One may wonder what the practical use is of such patterns, such as the famous “six degrees of separation,” which claims that social contact networks have a short diameter of about 6.
There are several reasons to study patterns and laws in real graphs:
• Understanding human(machine, protein) behavior: Discovering patterns of connectivity may help domain experts (sociologists, biologists) develop even better theories, explaining how and when humans (machines, proteins) come into contact with others.
• Anomaly detection:if we know we should expect a specific pattern(like,say,the “six degrees”), then a graph with an extremely short diameter (say, a “star”), or extremely long diameter (say, a “chain”), would be suspicious. In fact, there is no perfect, formal definition of anomaly, and similarly, there is no perfect definition of “normal:” An anomaly is an event (node, subgraph), whose properties are rare, and thus deviate from the majority of the population. Informally, “normal” behavior is the pattern that the majority follows, and “abnormal” behavior is the deviation. Thus, anomalies and patterns go hand-in-hand. We also want to spot local anoma- lies, that is, strange subgraphs/edges/nodes.

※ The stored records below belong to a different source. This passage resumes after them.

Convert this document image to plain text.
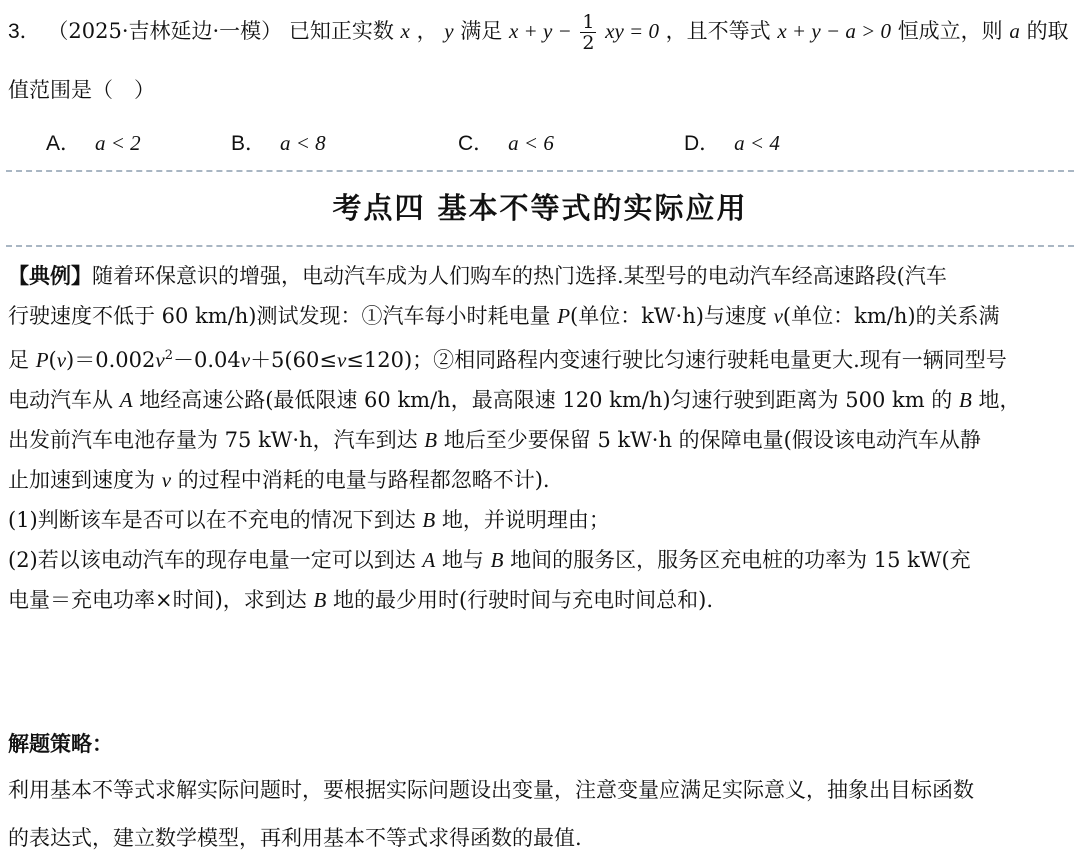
3． （2025·吉林延边·一模） 已知正实数 x ， y 满足 $x + y - \frac{1}{2}$ xy = 0 ，且不等式 x + y − a > 0 恒成立，则 a 的取
值范围是（　）
A． a < 2	B． a < 8	C． a < 6	D． a < 4
考点四 基本不等式的实际应用
【典例】随着环保意识的增强，电动汽车成为人们购车的热门选择.某型号的电动汽车经高速路段(汽车
行驶速度不低于 60 km/h)测试发现：①汽车每小时耗电量 P(单位：kW·h)与速度 v(单位：km/h)的关系满
足 $P(v)=0.002v^2-0.04v+5(60\le v\le 120)$；②相同路程内变速行驶比匀速行驶耗电量更大.现有一辆同型号
电动汽车从 A 地经高速公路(最低限速 60 km/h，最高限速 120 km/h)匀速行驶到距离为 500 km 的 B 地，
出发前汽车电池存量为 75 kW·h，汽车到达 B 地后至少要保留 5 kW·h 的保障电量(假设该电动汽车从静
止加速到速度为 v 的过程中消耗的电量与路程都忽略不计).
(1)判断该车是否可以在不充电的情况下到达 B 地，并说明理由；
(2)若以该电动汽车的现存电量一定可以到达 A 地与 B 地间的服务区，服务区充电桩的功率为 15 kW(充
电量＝充电功率×时间)，求到达 B 地的最少用时(行驶时间与充电时间总和).
解题策略：
利用基本不等式求解实际问题时，要根据实际问题设出变量，注意变量应满足实际意义，抽象出目标函数
的表达式，建立数学模型，再利用基本不等式求得函数的最值.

All such abnormalities should deviate from the “normal” patterns, so understanding the patterns that appear in natural graphs is a prerequisite for detection of such outliers.

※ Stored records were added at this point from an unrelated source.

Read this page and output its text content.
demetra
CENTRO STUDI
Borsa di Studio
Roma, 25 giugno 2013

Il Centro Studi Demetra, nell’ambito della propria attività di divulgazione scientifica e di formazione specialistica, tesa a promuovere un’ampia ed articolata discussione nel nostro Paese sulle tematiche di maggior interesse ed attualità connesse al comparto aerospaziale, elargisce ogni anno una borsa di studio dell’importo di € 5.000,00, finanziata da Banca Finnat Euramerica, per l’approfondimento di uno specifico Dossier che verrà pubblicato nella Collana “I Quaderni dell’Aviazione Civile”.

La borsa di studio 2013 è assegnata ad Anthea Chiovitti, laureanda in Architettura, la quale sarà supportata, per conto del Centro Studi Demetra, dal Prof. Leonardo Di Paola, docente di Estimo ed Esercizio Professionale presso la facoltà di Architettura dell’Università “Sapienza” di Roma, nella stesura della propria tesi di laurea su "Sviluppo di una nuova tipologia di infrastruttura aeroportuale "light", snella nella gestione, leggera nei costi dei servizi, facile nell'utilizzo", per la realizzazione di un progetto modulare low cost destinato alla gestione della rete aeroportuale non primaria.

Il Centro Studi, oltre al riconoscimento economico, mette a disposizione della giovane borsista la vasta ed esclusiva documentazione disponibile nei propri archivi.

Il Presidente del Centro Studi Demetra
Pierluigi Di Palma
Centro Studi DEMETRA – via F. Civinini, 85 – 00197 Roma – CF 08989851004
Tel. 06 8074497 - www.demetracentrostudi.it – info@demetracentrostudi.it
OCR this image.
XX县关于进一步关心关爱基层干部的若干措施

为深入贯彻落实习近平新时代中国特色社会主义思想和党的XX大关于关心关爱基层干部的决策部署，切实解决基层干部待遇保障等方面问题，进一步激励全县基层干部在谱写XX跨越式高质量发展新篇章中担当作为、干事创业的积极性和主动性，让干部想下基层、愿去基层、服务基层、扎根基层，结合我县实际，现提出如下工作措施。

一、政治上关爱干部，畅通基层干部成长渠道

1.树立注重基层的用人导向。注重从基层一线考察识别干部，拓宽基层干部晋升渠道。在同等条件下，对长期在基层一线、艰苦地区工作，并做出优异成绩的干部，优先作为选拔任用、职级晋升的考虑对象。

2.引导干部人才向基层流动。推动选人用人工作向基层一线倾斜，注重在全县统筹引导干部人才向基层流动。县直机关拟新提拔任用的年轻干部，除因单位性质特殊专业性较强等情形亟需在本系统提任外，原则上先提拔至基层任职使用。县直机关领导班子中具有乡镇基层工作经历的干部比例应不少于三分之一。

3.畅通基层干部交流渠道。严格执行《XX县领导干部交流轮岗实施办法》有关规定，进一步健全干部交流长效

• Extrapolations: What will the web look like next year? If a growing network had a diameter of 6 for all past years, should we expect a slight growth in the diameter for next year? In fact, the diameter exhibits particularly strange trends.
• Generator design: We list almost a dozen graph generators – which one(s) are the most realistic? Knowing the behavior of “normal” graphs can help us avoid un-realistic generators. An important need for generators is for simulations: Real graphs often have privacy issues and/or high monetary value, and cannot be released; in that case researchers can try their algorithms on synthetic, but realistic-looking graphs. For example, in order to test the next- generation Internet protocol, we would like to simulate it on a graph that is “similar” to what the Internet will look like a few years into the future.
• Graph compression: Graph patterns represent regularities in the data. Such regularities can be used to better compress the data. For Internet-size graphs, like web-crawls with billions of pages, or Facebook with “more than 950 million active users”1 at the time of writing, keeping (and compressing) historical data is important.
Thus, we need to detect patterns in graphs, and then generate synthetic graphs matching such patterns automatically.
References
[1] Deepayan Chakrabarti, Christos Faloutsos, Graph Mining: Laws, Tools, and Case Studies, Sythesis Lectures on Data Mining and Knowlege Discovery, 2012.